It has therefore been hard for Petersen to form any sort of rhythm to his Test career, and even more so due to the fact he was walking to the crease in the unfamiliar No 3 position.
It was an unforgiving baptism to Test cricket, especially due to South Africa’s openers not being able to offer up any form of resistance against the new ball.
New Proteas Test coach Shukri Conrad has immediately tried to rectify this situation by handing Western Province top-order batter Tony de Zorzi a Test debut at No 3, while moving Petersen to the middle at No 5 to give him the best possible chance of success.
Finding himself now the recipient of a paddle, it is Petersen that has to row his boat to safety.
He has the footwork and strokeplay, the experience and the method, he can play off front foot and back, against pace and spin. But returns of 14 and seven at Centurion is not what’s going to keep him in the Test side for any length of time.
It does seem rather churlish to isolate a lone batter in the form of Petersen when the perennial problems across the Proteas batting unit reared its ugly head again at SuperSport Park.
But with Aiden Markram and Dean Elgar seemingly now installed at the opening pair after their century stand in the first innings, De Zorzi to be given a run at first drop for the foreseeable future and Temba Bavuma is the captain of the Test side, it does leave Petersen the most vulnerable.

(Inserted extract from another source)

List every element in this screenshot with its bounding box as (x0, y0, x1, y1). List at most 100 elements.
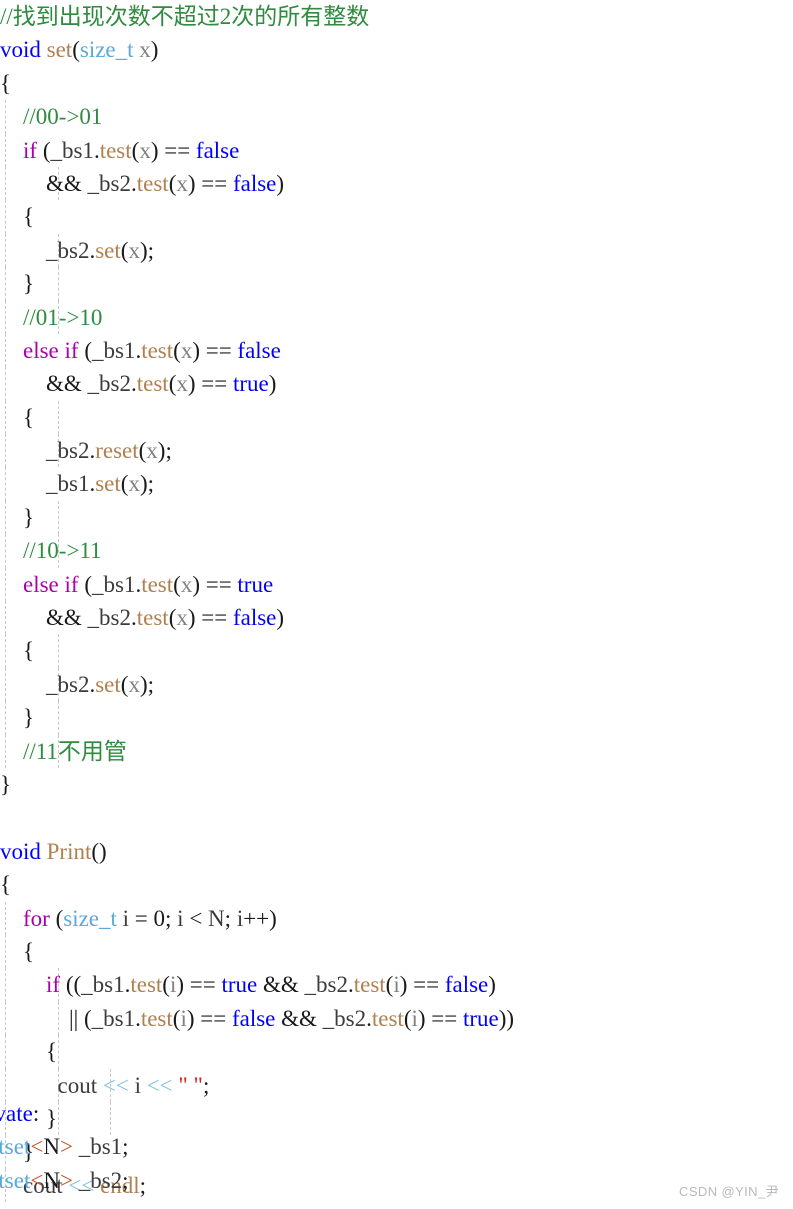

Even more so due to reserve batter Ryan Rickleton banging the door down domestically. The Lions left-hander has fully recovered from the ankle injury that kept him out of the Australian tour to strike three centuries in three first-class matches and is now pushing hard for inclusion in the Proteas Test starting XI.
While acknowledging it is not his duty to select the final XI, Bavuma has plenty of confidence in Petersen to get the job done against the Windies in the second Test. Equally, he had some sage words of advice for young Rickelton.
“Keegan is obviously a guy that has been part of the team. He has been out not because of performances, but due to injury. He is fit now, and we suppose have an unwritten policy that sees the incumbent guy come back in again,” Bavuma said.
“Keegan has been an important player for us. When he came into the team, he batted out of position, batting at No 3. Number 5 has really always been his position, and I think you want to give a guy an opportunity in a position that he prefers.
“Obviously, Ryan is banging in the runs. But sometimes that does happen, that you don’t get an opportunity when you’re doing well, and you get an opportunity when you are not doing well.
“Looking at Ryan, taking in all our experiences as Test players, he needs to keep his head down, as he is doing, keep putting in the work, and when that opportunity comes make sure that he is mentally ready for it.”